Help Your Child By Taking Care of Your ADHD First
Helping your children when they have ADHD to be better organized in their daily lives can be a challenge for any parent—but it’s magnified when you’re also a parent who has ADHD. And when one quarter to one half of all parents of children with ADHD have an ADHD diagnosis themselves, it’s a significant issue.
“When a child is diagnosed, one of the first things that is recommended is behavioral treatment at home and at school, and organizational interventions, to really try to engineer the type of environment that’s going to help the child be as successful as possible,” says Andrea Chronis-Tuscano, PhD, professor of psychology and director of the Maryland ADHD Program at the University of Maryland at College Park and a member of CHADD’s Professional Advisory Board.
“That involves a great deal of effort on the part of the parents and school really trying to create a highly structured, predictable, consistent environment for the kids so that they know exactly what to expect,” she says. “There’s a lot of scaffolding from the parents and teachers to provide organization and really model for the kids how to be organized and successful.”
Being an engaged parent and providing a structured home environment are two of the most important elements in your child’s success over time, Dr. Chronis-Tuscano says. Scaffolding—when a parent or teacher demonstrates to a child how to do something and then stands back, ready to offer help only when it’s needed and requested—is an essential part of helping children master organization skills. But when parents struggle with the same ADHD issues of forgetfulness and organization, they may not be prepared to provide that level of support to their children.
“We know that how the environment is structured can either support the child’s development in a positive direction, or it can contribute in negative ways that can lead to worse impairment or the development of co-occurring problems, and can contribute to the child having even more difficulty,” Dr. Chronis-Tuscano says.
But when providing structure is made difficult by your own ADHD symptoms, what can you do to meet this need for scaffolding?
Treatment for parents and children
When an adult has an ADHD diagnosis, treatment can include medication management, cognitive behavioral therapy (CBT), and education about ADHD and lifestyle support. When you’re a parent of a child with ADHD, it is perhaps even more important that you work closely with a professional to follow through with treatment.
You’ve heard the airline safety reminder to put your own oxygen mask on before helping your child with his or hers. Dr. Chronis-Tuscano says providing parents with their own ADHD treatment and encouraging them to be consistent—putting on their own masks first—is key to their functioning at their best and helping to building the needed scaffolding for their children.
“If the parent’s ADHD isn’t treated, then they sure as heck can’t help their kids be organized, and structured, and do their best with their schoolwork,” she says. In a review of studies, Parent ADHD and Evidence-Based Treatment for Their Children: Review and Directions for Future Research, Dr. Chronis-Tuscano and her colleagues found that some combination of medication, CBT, and parent-child therapy is best, noting it is essential that mental health professionals tailor treatment to the individual adult, rather than take a “one size fits all” approach. That can include receiving treatment for substance abuse and depression, along with other mental health disorders, that are so often co-occurs with ADHD in adults.
Thriving parent, thriving child
As a parent with ADHD, you might struggle to schedule your child’s doctors’ appointments, get medication refilled, and give that medication to your child on a schedule. Admitting that it can be tricky helping parents navigate that routine, Dr. Chronis-Tuscano says avoiding parent blaming while engaging in candid conversations is the best way for mental health professionals to help parents move forward. Even though it’s been disproven, the idea that they could be responsible in some way for mental health conditions—ranging from autism to schizophrenia and including ADHD—is something some parents cling to, and it’s important to reinforce the fact that they are not.
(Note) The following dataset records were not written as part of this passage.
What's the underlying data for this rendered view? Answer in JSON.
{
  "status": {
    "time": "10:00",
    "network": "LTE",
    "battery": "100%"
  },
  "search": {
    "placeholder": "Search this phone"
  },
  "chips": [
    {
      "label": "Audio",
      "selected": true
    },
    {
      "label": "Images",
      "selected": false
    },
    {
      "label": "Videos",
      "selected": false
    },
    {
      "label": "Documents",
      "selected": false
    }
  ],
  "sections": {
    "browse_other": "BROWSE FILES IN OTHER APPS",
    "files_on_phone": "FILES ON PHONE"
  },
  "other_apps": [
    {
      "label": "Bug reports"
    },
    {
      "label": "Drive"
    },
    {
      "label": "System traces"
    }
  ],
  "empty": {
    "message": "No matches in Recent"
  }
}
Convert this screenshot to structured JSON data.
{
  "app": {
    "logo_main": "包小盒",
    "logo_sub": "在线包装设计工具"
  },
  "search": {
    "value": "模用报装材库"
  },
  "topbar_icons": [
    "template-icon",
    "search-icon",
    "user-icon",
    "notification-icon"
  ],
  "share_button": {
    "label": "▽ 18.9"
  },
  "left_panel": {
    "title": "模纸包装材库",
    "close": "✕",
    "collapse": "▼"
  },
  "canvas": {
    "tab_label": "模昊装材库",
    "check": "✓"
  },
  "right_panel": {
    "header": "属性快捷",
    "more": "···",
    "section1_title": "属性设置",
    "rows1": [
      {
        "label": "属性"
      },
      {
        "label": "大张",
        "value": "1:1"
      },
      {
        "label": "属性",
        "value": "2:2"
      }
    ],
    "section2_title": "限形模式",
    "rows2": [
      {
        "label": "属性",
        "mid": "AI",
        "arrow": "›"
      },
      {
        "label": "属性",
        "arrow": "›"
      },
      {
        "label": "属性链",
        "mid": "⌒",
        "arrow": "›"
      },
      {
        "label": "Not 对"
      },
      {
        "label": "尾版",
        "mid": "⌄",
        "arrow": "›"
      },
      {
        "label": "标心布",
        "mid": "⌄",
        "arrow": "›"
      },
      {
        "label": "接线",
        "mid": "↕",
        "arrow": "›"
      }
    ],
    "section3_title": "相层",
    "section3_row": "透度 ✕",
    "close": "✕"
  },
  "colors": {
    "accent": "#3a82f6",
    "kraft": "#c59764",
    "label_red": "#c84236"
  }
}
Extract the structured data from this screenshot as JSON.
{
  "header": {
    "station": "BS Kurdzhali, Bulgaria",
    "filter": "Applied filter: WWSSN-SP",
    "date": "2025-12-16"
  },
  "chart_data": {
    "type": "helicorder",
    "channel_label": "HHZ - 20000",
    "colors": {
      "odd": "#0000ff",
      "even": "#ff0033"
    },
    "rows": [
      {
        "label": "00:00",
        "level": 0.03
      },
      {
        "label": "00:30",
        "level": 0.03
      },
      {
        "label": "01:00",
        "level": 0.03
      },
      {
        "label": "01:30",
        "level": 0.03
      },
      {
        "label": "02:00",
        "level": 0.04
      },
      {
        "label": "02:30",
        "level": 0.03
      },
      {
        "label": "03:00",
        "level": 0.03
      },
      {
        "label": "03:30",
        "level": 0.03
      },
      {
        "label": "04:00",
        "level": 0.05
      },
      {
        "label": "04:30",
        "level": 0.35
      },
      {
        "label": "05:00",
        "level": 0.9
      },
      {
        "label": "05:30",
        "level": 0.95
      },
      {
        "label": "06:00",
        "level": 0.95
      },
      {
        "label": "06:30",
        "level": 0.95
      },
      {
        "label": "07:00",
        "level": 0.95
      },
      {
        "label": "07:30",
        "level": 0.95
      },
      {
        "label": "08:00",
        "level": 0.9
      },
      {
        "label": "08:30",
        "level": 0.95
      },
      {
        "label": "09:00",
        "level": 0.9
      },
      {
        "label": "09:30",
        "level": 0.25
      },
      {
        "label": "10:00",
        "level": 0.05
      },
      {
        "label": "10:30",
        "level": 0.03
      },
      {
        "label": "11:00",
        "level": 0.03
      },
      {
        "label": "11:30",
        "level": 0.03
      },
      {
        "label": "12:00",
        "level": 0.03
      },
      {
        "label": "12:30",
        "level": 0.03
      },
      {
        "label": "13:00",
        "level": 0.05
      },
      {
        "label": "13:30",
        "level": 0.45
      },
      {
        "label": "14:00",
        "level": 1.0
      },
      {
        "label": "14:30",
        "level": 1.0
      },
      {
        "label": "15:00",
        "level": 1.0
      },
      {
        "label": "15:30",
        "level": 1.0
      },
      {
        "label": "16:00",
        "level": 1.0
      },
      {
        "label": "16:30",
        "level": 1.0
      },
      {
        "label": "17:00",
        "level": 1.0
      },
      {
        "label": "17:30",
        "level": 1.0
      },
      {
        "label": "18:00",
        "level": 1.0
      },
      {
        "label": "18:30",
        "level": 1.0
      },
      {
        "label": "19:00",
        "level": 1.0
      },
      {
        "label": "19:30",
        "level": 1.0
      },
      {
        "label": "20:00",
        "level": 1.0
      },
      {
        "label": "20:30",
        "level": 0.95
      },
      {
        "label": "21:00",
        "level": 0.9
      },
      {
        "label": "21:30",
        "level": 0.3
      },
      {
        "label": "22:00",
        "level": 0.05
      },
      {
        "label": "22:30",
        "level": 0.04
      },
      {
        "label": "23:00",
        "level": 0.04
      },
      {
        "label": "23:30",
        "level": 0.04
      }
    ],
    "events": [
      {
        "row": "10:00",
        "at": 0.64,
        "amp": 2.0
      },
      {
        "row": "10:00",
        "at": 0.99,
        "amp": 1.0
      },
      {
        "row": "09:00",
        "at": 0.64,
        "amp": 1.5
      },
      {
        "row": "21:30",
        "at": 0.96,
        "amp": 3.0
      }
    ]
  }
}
“We’re way past that,” Dr. Chronis-Tuscano says. “We know that ADHD is a neurodevelopmental disorder, and we know that there are genetic causes, and we know there are neurobiological causes.”
Combining treatment options and psychoeducation is the best approach to giving parents the tools they need, but doing so can also create new issues, she says.
Dr. Chronis-Tuscano says she would tell a parent, “One of the things that we want to do is to take a broader, more comprehensive approach to your child’s care that includes a focus on helping you with your ADHD, which might include medication or cognitive behavioral therapy, teaching you various ways to address some executive functioning difficulties that might make parenting more challenging for you.”
But, she would add, success would also mean you might grow to understand your child and your shared struggles on a deeper, more meaningful level.